For the first time in months, I felt wanted. By myself. For myself.
I let the bridge of the song carry me away, hips swaying, lips parted, and when I opened my eyes—I could’ve sworn the room faded. Like I’d stepped into a version of my life where nothing had ever broken.
And then I saw him—Julian—watching from the edge of the floor with a fresh drink in his hand, heat in his eyes. I gave him the barest smile.
That’s all he was going to get tonight.
Later That Night...
My apartment was too quiet.
I stepped out of my heels and left them near the door, padding barefoot across the hardwood as I peeled off the dress. It landed in a puddle at my feet. I tossed my purse on the counter and lit a cigarette with shaking fingers.
The glow of the city crept in through the windows, painting my walls in gold and gray.

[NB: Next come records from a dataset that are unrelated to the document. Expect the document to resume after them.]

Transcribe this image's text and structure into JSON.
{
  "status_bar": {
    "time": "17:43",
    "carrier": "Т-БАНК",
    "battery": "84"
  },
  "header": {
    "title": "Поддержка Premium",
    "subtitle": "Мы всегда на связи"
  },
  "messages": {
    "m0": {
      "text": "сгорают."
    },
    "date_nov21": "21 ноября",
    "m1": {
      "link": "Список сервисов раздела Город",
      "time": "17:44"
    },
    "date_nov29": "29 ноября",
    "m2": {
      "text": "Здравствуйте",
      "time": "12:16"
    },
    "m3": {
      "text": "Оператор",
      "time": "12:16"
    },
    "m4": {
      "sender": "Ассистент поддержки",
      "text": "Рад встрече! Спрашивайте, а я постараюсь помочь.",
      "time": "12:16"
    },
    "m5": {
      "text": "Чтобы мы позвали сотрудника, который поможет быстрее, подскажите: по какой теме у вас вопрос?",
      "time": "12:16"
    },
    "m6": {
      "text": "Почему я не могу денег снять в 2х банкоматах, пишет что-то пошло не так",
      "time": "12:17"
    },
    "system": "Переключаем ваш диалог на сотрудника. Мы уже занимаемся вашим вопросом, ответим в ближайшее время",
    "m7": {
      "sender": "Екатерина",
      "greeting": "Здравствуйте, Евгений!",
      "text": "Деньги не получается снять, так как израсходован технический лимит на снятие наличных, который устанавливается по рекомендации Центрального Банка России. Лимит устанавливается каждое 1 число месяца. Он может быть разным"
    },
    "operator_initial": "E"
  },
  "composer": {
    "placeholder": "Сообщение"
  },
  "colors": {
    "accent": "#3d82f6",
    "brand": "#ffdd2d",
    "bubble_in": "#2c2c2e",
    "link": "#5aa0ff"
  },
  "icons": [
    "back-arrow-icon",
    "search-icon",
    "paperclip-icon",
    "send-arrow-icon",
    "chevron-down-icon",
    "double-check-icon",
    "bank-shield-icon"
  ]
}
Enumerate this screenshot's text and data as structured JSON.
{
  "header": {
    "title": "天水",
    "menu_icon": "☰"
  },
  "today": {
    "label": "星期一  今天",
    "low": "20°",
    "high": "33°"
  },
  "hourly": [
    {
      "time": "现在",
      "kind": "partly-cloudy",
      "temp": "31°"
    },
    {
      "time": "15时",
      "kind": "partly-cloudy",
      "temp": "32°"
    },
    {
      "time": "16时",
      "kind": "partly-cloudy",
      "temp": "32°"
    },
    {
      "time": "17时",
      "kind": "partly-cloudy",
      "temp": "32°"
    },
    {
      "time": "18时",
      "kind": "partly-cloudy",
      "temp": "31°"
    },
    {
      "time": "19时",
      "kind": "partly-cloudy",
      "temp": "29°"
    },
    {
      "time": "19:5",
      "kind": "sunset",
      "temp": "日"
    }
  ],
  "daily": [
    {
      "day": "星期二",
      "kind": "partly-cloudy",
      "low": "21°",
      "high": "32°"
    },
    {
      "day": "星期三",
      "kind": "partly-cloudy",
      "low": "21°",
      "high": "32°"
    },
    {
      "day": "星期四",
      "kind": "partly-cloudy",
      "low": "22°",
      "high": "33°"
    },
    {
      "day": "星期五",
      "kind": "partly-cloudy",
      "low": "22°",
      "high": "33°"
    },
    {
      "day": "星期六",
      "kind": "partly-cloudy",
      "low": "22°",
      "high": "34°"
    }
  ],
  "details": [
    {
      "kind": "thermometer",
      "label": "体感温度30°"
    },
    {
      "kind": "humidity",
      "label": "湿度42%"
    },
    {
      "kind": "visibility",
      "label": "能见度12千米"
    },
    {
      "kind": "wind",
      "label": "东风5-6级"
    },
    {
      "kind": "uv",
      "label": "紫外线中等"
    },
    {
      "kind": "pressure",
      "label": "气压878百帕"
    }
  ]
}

I exhaled smoke into the stillness, standing there in my underwear, too wired to sleep and too tired to cry.
I thought about the bar. About the dance floor. About Julian.
But mostly, I thought about him.
My ex.
And not the betrayal. Not the lies. I thought about his mouth on my neck. The way he used to slide my straps down like he was unwrapping something sacred. How he always made sure I was undone before he let himself go.
I hated him. But God… I missed the way he touched me. Like I was his obsession. Like he couldn’t breathe without me.
That was the one thing we never got wrong.
I took another drag, staring at the smoke spiraling toward the ceiling.
That’s the problem with memories. They don’t fade just because people do.